FLYing in Limbo

I stop FLYing when I am in a state of limbo. Not knowing what will happen next, I dangle, waiting to decide. I can’t make plans, can’t release clutter, can’t commit, until I “know”. I make no changes. I wait for safety to make a choice. I begin nothing. I release nothing.

Limbo holds my future hostage. Patching the holes in situations that have deteriorated, I am lonely, starved for life and love. I delay decisions, unsure which direction to take. I wait and wait, to “know”.

All I ever do “know” in limbo’s wait is fear.
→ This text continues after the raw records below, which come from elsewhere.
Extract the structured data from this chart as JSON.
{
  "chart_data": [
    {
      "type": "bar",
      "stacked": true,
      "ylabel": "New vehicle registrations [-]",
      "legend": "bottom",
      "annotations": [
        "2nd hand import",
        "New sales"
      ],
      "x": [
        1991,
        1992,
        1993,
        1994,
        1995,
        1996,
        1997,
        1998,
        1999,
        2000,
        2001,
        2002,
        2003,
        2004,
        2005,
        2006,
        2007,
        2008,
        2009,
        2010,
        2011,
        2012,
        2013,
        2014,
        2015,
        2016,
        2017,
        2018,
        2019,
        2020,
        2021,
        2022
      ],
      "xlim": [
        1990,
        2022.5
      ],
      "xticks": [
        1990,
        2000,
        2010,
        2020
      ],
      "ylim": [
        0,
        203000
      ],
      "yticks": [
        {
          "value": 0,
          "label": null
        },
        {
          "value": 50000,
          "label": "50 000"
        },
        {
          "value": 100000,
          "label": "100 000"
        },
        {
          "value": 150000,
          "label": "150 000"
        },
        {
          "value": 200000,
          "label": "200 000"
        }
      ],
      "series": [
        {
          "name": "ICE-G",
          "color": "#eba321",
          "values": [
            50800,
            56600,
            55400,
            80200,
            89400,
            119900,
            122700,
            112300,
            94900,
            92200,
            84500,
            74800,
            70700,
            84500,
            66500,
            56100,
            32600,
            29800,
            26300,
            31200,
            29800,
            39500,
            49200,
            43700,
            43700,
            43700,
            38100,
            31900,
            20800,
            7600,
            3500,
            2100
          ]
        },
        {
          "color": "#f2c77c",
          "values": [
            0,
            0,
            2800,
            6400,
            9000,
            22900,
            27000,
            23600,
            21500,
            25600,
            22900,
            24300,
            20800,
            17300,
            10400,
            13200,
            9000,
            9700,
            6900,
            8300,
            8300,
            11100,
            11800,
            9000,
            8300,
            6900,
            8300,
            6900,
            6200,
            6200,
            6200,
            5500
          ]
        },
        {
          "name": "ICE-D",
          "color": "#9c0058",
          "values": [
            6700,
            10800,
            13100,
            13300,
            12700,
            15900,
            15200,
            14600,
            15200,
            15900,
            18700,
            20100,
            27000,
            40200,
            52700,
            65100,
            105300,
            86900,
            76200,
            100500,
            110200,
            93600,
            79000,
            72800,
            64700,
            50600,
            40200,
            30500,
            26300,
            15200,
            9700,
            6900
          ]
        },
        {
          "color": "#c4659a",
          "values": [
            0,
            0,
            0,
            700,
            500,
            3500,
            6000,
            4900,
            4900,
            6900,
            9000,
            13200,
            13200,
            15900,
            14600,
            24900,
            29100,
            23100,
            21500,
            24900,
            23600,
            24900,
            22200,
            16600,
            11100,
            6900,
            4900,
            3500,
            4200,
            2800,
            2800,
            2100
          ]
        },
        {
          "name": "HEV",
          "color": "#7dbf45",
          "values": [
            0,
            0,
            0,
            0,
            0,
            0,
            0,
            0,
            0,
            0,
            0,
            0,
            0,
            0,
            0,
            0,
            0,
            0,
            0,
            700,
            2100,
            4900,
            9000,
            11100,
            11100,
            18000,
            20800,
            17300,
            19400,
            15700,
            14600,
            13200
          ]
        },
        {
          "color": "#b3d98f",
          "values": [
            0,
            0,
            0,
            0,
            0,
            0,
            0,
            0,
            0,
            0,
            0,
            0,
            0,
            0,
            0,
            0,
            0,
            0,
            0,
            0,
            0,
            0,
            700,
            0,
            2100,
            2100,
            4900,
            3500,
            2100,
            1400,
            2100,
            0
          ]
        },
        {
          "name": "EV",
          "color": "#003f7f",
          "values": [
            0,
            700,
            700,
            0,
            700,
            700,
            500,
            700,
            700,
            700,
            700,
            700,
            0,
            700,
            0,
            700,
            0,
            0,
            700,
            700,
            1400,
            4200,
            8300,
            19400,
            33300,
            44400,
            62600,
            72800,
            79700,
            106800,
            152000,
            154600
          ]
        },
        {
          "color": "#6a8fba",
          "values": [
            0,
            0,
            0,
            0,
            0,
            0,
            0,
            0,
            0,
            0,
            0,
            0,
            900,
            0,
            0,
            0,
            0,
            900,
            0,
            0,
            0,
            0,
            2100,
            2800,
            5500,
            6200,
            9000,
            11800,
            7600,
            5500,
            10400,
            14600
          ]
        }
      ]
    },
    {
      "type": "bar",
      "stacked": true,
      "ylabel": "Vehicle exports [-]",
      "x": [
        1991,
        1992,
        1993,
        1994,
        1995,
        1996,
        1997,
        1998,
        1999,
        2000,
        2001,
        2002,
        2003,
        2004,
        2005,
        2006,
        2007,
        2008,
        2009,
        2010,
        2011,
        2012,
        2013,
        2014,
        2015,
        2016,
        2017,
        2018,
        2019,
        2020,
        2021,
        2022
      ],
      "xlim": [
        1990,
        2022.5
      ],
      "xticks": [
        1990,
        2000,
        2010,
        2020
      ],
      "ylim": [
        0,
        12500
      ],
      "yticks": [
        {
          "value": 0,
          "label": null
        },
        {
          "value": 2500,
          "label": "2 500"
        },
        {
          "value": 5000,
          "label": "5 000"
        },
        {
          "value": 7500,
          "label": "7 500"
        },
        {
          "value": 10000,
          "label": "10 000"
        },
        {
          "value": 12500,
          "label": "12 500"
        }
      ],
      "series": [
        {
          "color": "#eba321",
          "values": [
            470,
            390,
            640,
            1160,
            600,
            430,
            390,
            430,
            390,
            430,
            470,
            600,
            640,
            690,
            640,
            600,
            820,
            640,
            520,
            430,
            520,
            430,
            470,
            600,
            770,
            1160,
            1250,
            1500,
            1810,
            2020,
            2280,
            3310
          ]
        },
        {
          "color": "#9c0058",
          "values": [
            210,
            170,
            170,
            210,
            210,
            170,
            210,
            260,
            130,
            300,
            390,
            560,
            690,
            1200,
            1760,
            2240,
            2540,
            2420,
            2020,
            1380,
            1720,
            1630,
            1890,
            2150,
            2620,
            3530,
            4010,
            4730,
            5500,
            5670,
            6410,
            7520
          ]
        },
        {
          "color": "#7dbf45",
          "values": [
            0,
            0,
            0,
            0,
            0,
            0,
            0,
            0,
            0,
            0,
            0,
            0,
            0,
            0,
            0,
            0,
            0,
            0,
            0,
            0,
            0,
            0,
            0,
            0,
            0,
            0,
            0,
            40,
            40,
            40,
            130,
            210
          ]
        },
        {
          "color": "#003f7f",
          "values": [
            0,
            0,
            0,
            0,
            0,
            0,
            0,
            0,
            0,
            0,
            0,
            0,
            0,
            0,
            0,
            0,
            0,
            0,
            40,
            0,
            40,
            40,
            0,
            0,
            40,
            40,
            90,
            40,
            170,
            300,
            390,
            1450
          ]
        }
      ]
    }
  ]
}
I understand limbo differently as I begin to FLY again. Waiting escapes the pain of letting go of the past. Fear spares me from experiencing the terror of change. When fear is my only certainty, when waiting is my only safety, I give away my decisions. I desert my own life. I am the one, holding my future hostage.

Within every moment of love, career, money, family, and health, life is changing. As one transition resolves, another takes its place. There is no safety net of certainty outside yesterday’s nest. Life’s only certainty is that life will change.

Deciding to take one small baby-step, I choose. Fear matures to courage. Waiting grows into living. Releasing what I do not “know”, I am able to decide.

I FLY into a future of limbo, I realize I can’t find safety in waiting to “know” what will happen. Safety is a decision to love myself through every change and every release.

In the midst of every limbo of life, whether the sun is rising or setting, I can decide to be safe. I can decide to FLY.